The joys of flat-pack furniture, the sense of achievement of almost building it yourself they say.
That sinking feeling when I know I will spend more time than necessary turning the plans this way and that, counting screws and washers, losing some special tool and arguing with the husband about who knows best. Or worse, having to travel 30 miles or so to complain about a missing screw and find they have a whole department dedicated to missing screws, and some smiling assistant produces what you are missing like a magician pulling a playing card from up his sleeve.
I have put shelves in upside down, back to front, missed vital steps and found pieces left over that don’t seem to fit anywhere. The joy of finishing that bathroom cabinet dashed because the hinge was on the wrong side (yes it was an option much earlier on that got skipped over), the delight at a bookshelf finished and finding one of the shelves has a raw edge (that awful MDF) on the front instead of hidden away at the back. Searching frantically one-handed for something to rest the wobbly shelf on while you search for the screw you just dropped on the floor.
Been there, done that.
At the beginning of last winter, we bought a metal-framed thingy for holding logs steady while you chainsawed big bits into small bits. I think there were, at most, 10 pieces in the box and a handful of nuts and bolts, but with only the picture on the front of the box to assemble it by. And yes, we managed to put it together wrong and had to spend half a day dis-assembling it, with blood pressure mounting by the minute.
Yes, self-assembly makes furniture affordable, and to be honest getting that flat-packed table into the car is easier than grappling with it assembled and finding it won’t go in, not even with the boot open.

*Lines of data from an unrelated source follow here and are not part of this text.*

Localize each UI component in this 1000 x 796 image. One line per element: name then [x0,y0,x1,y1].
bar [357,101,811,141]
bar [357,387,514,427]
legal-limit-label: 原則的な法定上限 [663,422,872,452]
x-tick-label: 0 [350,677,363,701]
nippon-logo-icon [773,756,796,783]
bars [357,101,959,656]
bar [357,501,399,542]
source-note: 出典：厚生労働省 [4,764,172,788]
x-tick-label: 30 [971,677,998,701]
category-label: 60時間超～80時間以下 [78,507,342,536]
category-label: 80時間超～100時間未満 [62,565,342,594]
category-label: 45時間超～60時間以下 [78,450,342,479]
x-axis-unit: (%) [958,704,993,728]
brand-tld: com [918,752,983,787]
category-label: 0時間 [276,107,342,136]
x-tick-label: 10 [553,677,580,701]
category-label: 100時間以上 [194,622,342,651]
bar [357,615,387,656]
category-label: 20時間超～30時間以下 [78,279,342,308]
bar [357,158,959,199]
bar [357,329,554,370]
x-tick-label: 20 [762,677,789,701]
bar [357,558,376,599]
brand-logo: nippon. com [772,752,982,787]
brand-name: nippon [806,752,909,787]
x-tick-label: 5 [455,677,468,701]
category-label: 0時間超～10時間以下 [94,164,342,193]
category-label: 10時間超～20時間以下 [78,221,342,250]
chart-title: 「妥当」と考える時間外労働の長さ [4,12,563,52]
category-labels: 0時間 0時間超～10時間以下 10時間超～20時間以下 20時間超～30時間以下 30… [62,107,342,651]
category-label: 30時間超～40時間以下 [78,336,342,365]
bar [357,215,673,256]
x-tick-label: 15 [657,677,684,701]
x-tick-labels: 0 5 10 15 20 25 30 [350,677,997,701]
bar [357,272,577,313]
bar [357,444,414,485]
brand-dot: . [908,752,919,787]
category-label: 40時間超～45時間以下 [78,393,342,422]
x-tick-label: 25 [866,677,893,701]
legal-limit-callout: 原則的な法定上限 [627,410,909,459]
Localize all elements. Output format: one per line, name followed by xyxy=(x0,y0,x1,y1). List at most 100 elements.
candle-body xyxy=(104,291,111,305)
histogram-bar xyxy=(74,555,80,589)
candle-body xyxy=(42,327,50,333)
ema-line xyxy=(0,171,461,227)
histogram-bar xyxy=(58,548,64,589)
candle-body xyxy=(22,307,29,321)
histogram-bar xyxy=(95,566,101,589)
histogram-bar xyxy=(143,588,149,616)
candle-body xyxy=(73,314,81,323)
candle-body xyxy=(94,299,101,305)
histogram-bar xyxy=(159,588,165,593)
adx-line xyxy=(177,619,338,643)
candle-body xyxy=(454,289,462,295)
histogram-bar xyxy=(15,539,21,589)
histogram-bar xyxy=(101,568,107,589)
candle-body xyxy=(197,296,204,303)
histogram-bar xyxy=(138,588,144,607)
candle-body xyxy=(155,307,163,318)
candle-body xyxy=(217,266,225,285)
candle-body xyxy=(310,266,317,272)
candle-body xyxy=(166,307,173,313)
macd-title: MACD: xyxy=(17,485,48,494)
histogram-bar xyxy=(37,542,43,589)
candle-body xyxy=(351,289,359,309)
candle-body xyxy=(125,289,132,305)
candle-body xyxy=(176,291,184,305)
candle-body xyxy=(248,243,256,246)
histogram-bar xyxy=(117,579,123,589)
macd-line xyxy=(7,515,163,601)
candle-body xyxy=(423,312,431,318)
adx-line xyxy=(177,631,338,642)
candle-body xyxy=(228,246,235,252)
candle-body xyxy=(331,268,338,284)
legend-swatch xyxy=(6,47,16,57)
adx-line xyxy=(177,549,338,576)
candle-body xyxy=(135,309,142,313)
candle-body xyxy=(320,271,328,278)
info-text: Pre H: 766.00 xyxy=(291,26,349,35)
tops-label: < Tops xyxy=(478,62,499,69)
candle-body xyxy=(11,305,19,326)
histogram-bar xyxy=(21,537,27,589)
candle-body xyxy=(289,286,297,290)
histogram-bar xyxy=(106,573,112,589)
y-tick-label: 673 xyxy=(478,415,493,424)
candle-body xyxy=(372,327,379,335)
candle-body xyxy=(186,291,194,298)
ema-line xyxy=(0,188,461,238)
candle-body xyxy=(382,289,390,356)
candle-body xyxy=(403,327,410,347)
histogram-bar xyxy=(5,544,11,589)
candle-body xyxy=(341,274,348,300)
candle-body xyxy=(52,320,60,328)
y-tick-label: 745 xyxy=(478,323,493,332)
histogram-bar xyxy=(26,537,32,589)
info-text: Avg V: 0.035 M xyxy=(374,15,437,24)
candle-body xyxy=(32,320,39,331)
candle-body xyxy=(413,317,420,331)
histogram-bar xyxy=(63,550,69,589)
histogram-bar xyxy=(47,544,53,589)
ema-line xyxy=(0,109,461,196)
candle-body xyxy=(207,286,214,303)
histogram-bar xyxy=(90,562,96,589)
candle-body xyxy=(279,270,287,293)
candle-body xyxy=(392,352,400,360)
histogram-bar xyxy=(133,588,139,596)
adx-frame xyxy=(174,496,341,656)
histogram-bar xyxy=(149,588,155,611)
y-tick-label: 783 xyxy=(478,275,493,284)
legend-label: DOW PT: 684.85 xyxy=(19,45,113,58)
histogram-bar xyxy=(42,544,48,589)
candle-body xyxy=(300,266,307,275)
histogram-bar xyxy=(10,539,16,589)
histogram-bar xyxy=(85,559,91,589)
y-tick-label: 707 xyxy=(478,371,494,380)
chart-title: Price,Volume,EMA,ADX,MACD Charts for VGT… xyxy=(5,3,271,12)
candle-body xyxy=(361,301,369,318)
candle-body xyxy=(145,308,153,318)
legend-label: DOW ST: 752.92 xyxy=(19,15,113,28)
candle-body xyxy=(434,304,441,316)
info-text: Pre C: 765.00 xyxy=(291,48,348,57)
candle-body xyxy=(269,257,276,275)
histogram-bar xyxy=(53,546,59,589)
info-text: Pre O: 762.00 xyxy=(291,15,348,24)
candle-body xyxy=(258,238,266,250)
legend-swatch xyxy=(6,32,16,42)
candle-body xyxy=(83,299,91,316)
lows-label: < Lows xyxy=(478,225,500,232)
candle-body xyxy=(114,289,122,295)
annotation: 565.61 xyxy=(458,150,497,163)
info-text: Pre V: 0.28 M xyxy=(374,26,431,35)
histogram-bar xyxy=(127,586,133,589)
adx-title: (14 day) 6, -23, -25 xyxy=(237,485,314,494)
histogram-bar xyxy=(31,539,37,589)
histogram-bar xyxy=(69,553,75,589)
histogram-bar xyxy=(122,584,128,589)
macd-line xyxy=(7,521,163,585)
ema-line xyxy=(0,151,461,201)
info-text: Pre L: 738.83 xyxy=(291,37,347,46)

But the other side of this is that it is often flimsy and won’t withstand the rigours of modern life. They aren’t constructed to last for a lifetime, as had been the case in our parents’ youth when you bought a dining set for THAT room and it never got moved on to somewhere it might not fit perhaps.
I wonder if you have to have a certain type of brain for this self-assembly lark, where you can picture it at each stage of the journey to completion. Or a latent carpenter. Or a Swedish speaking construction worker!